Scholarship benefits 

“It was a slow start, don’t get me wrong. I think 10, 15 years was a slow start but in the past five years or so it’s essentially grown massively. To a point that now, for us, it puts a lot of pressure on our facilities, our coaching resources, our manpower.

“So, we’re having now to also look into addressing those areas, for example, increasing more female coaching, female match officials, female leadership roles. That’s a big thing for us in the next year or two, is trying to grow that off-the-pitch base.”

Something that may help Feausi as she attempts to tackle those off-field issues is the World Rugby Women's Leadership Development Scholarship.

The former Hong Kong captain was one of the inaugural recipients of this scholarship in March and has since used it to gain insight into what efforts are being made to combat similar dilemmas in other countries.

She visited Botswana in May for the IWG World Conference on Women and Sport, an experience which gave her the confidence to hold her own event at home.

Eye-opening experience

Feausi has since disseminated tools from her own event in Hong Kong to her follow scholarship recipients in the hope that they will find it useful for the work they are doing in their own regions.

“I got the scholarship, yes for myself, but what I do with the scholarship and what I learn from the scholarship I hope to be able to contribute to the game in Hong Kong,” she explained.

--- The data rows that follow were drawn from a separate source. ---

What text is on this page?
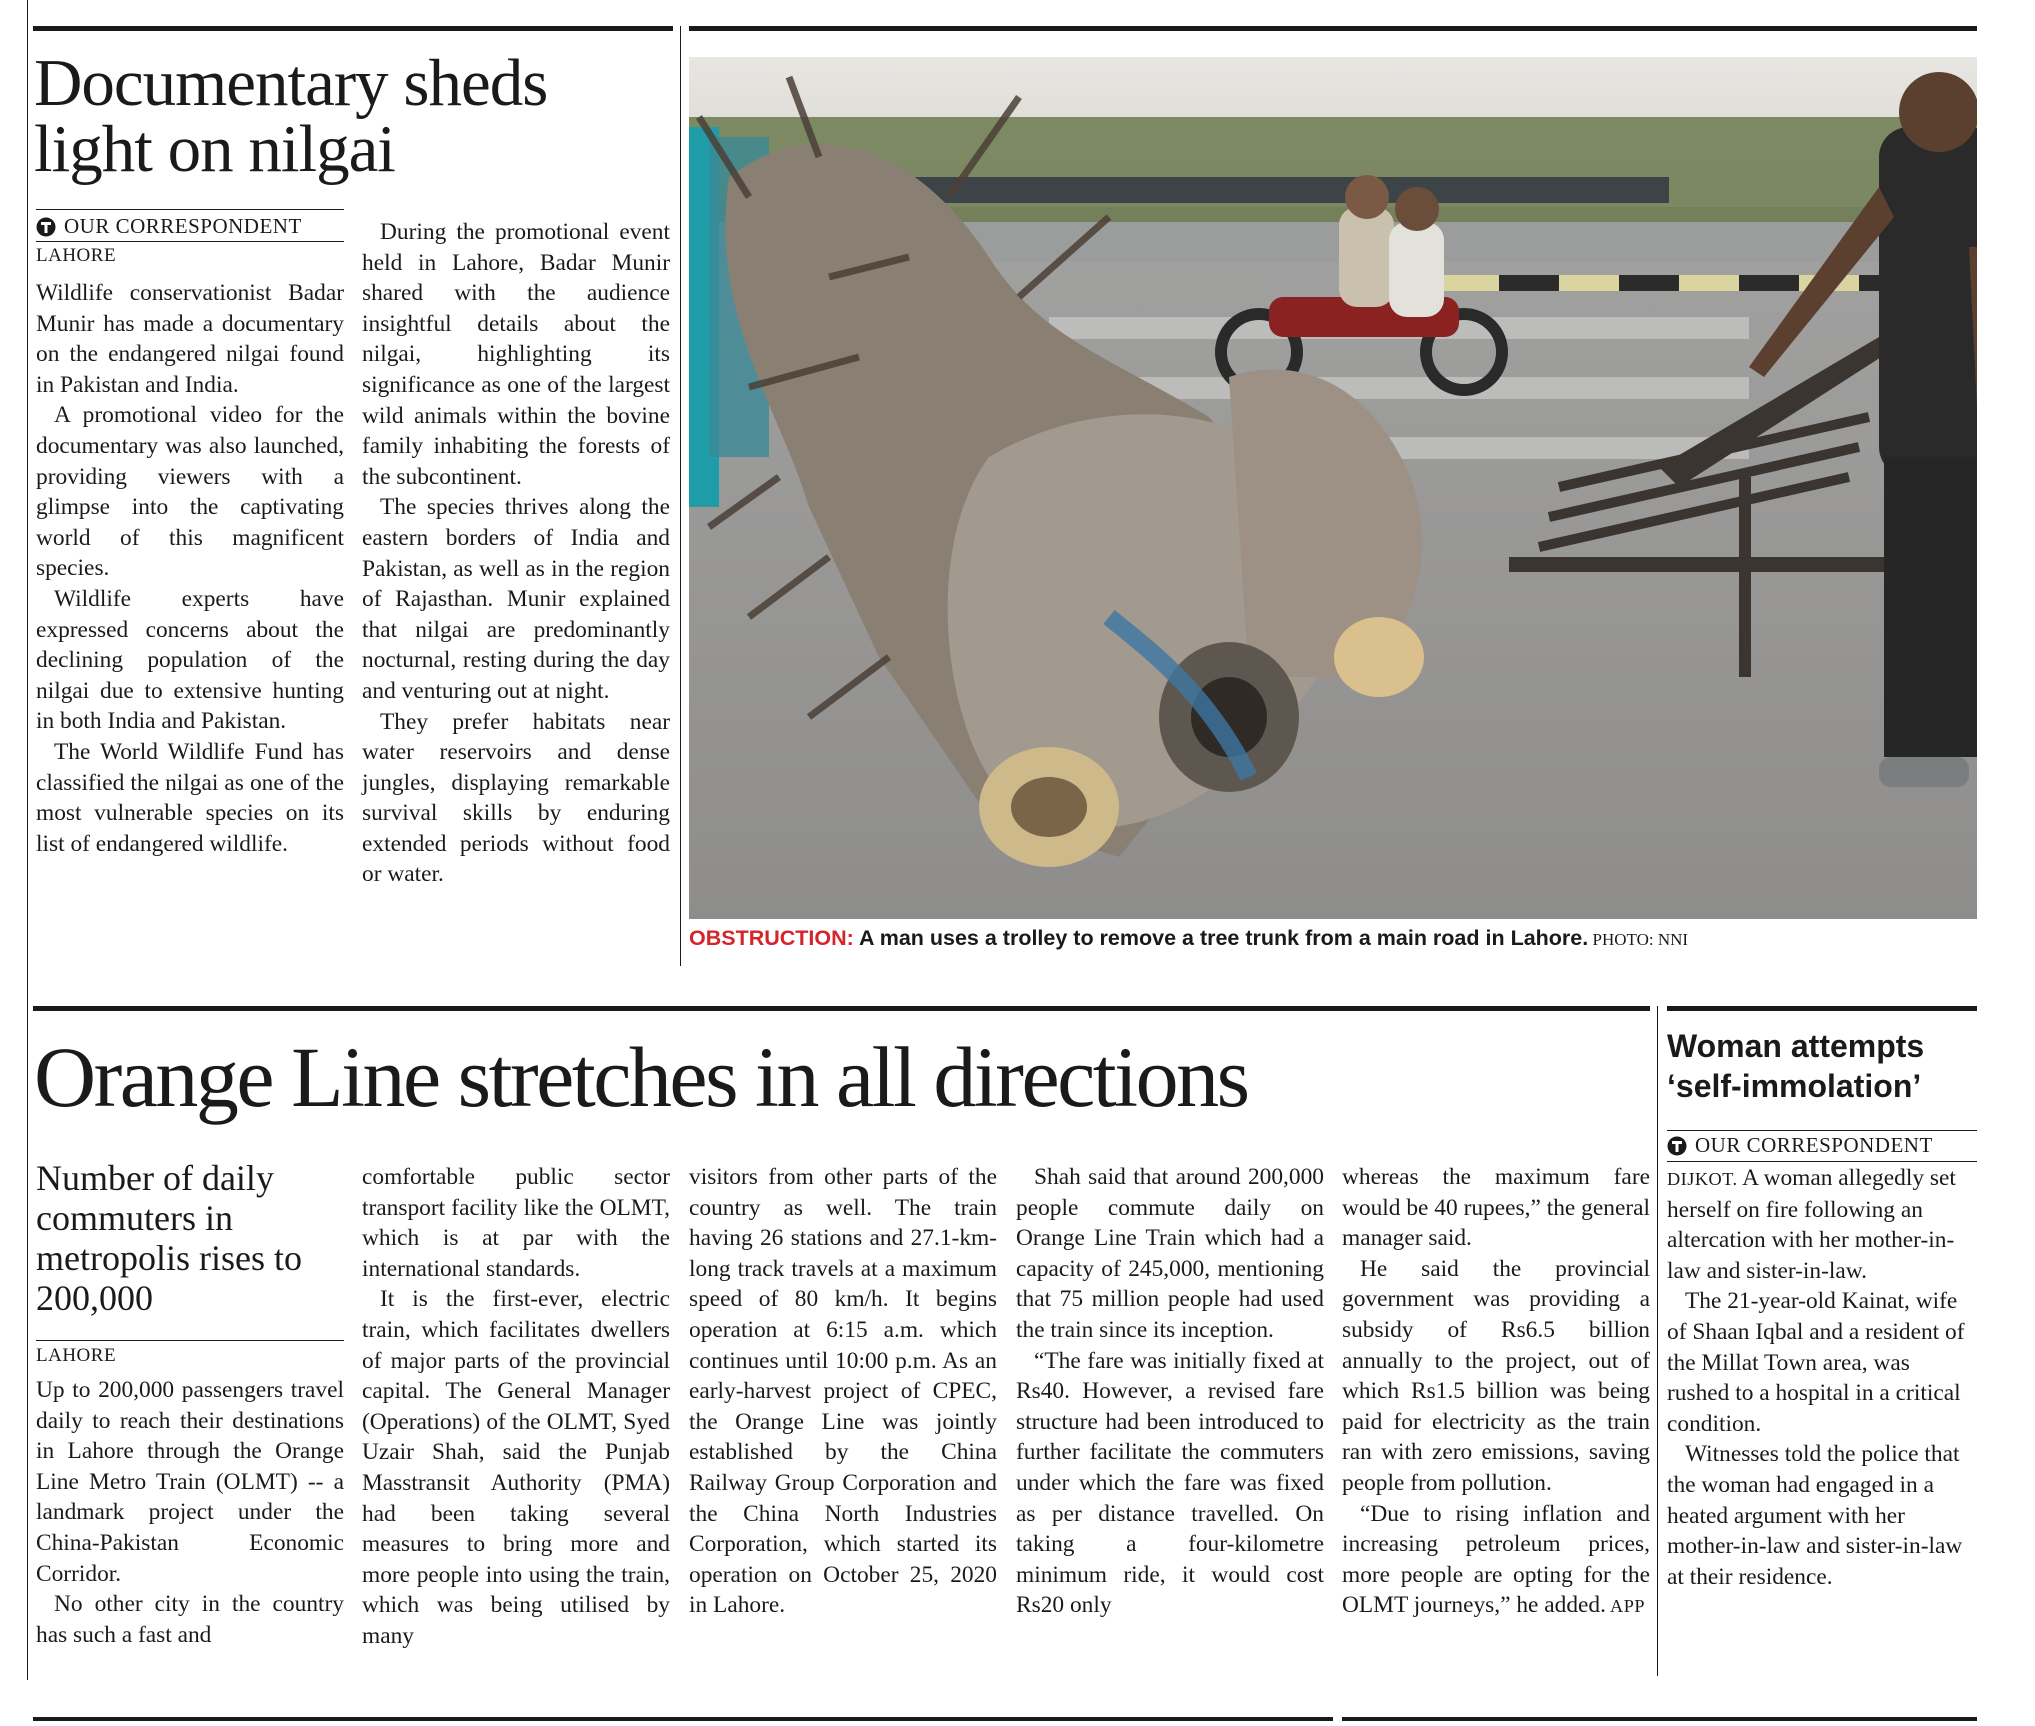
Documentary sheds
light on nilgai
OUR CORRESPONDENT
LAHORE

Wildlife conservationist Badar Munir has made a documentary on the endangered nilgai found in Pakistan and India.

A promotional video for the documentary was also launched, providing viewers with a glimpse into the captivating world of this magnificent species.

Wildlife experts have expressed concerns about the declining population of the nilgai due to extensive hunting in both India and Pakistan.

The World Wildlife Fund has classified the nilgai as one of the most vulnerable species on its list of endangered wildlife.

During the promotional event held in Lahore, Badar Munir shared with the audience insightful details about the nilgai, highlighting its significance as one of the largest wild animals within the bovine family inhabiting the forests of the subcontinent.

The species thrives along the eastern borders of India and Pakistan, as well as in the region of Rajasthan. Munir explained that nilgai are predominantly nocturnal, resting during the day and venturing out at night.

They prefer habitats near water reservoirs and dense jungles, displaying remarkable survival skills by enduring extended periods without food or water.

OBSTRUCTION: A man uses a trolley to remove a tree trunk from a main road in Lahore. PHOTO: NNI
Orange Line stretches in all directions
Number of daily commuters in metropolis rises to 200,000
LAHORE

Up to 200,000 passengers travel daily to reach their destinations in Lahore through the Orange Line Metro Train (OLMT) -- a landmark project under the China-Pakistan Economic Corridor.

No other city in the country has such a fast and

comfortable public sector transport facility like the OLMT, which is at par with the international standards.

It is the first-ever, electric train, which facilitates dwellers of major parts of the provincial capital. The General Manager (Operations) of the OLMT, Syed Uzair Shah, said the Punjab Masstransit Authority (PMA) had been taking several measures to bring more and more people into using the train, which was being utilised by many

visitors from other parts of the country as well. The train having 26 stations and 27.1-km-long track travels at a maximum speed of 80 km/h. It begins operation at 6:15 a.m. which continues until 10:00 p.m. As an early-harvest project of CPEC, the Orange Line was jointly established by the China Railway Group Corporation and the China North Industries Corporation, which started its operation on October 25, 2020 in Lahore.

Shah said that around 200,000 people commute daily on Orange Line Train which had a capacity of 245,000, mentioning that 75 million people had used the train since its inception.

“The fare was initially fixed at Rs40. However, a revised fare structure had been introduced to further facilitate the commuters under which the fare was fixed as per distance travelled. On taking a four-kilometre minimum ride, it would cost Rs20 only

whereas the maximum fare would be 40 rupees,” the general manager said.

He said the provincial government was providing a subsidy of Rs6.5 billion annually to the project, out of which Rs1.5 billion was being paid for electricity as the train ran with zero emissions, saving people from pollution.

“Due to rising inflation and increasing petroleum prices, more people are opting for the OLMT journeys,” he added. APP

Woman attempts
‘self-immolation’
OUR CORRESPONDENT

DIJKOT. A woman allegedly set herself on fire following an altercation with her mother-in-law and sister-in-law.

The 21-year-old Kainat, wife of Shaan Iqbal and a resident of the Millat Town area, was rushed to a hospital in a critical condition.

Witnesses told the police that the woman had engaged in a heated argument with her mother-in-law and sister-in-law at their residence.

“I just recently attended a conference in May and it opened my ears to so much. It just opened my eyes to many things that I didn’t realise. I kind of built on that to then hold this conference and this Women and Girls Rugby Conference is something that I hope to do bi-annually.

“I think it works, I think there’s demand for it, I think it gets people talking about women’s and girls rugby.”

Moving forward, Feausi believes there is room for yet more growth in women’s rugby in Hong Kong.

Working together

“We can continue growing it at the grassroots levels, I guess expanding the game to perhaps more local players to play,” she said.

“I (want to) utilise this scholarship to share more ideas. The biggest thing for me is just seeing what everyone else is doing globally and what’s working for them.

“I think women’s rugby will benefit a lot if people share best practice.”

So, as she looks back on the strides made over the last two decades, where will the game be in another 20 years?

“I hope to see our numbers being doubled, at least,” she said.  “I’d like to see our growth levels on a par with those in other countries. So, basically in 20 years’ time I’d hope to see more rugby being played at our local schools and double the playing population.”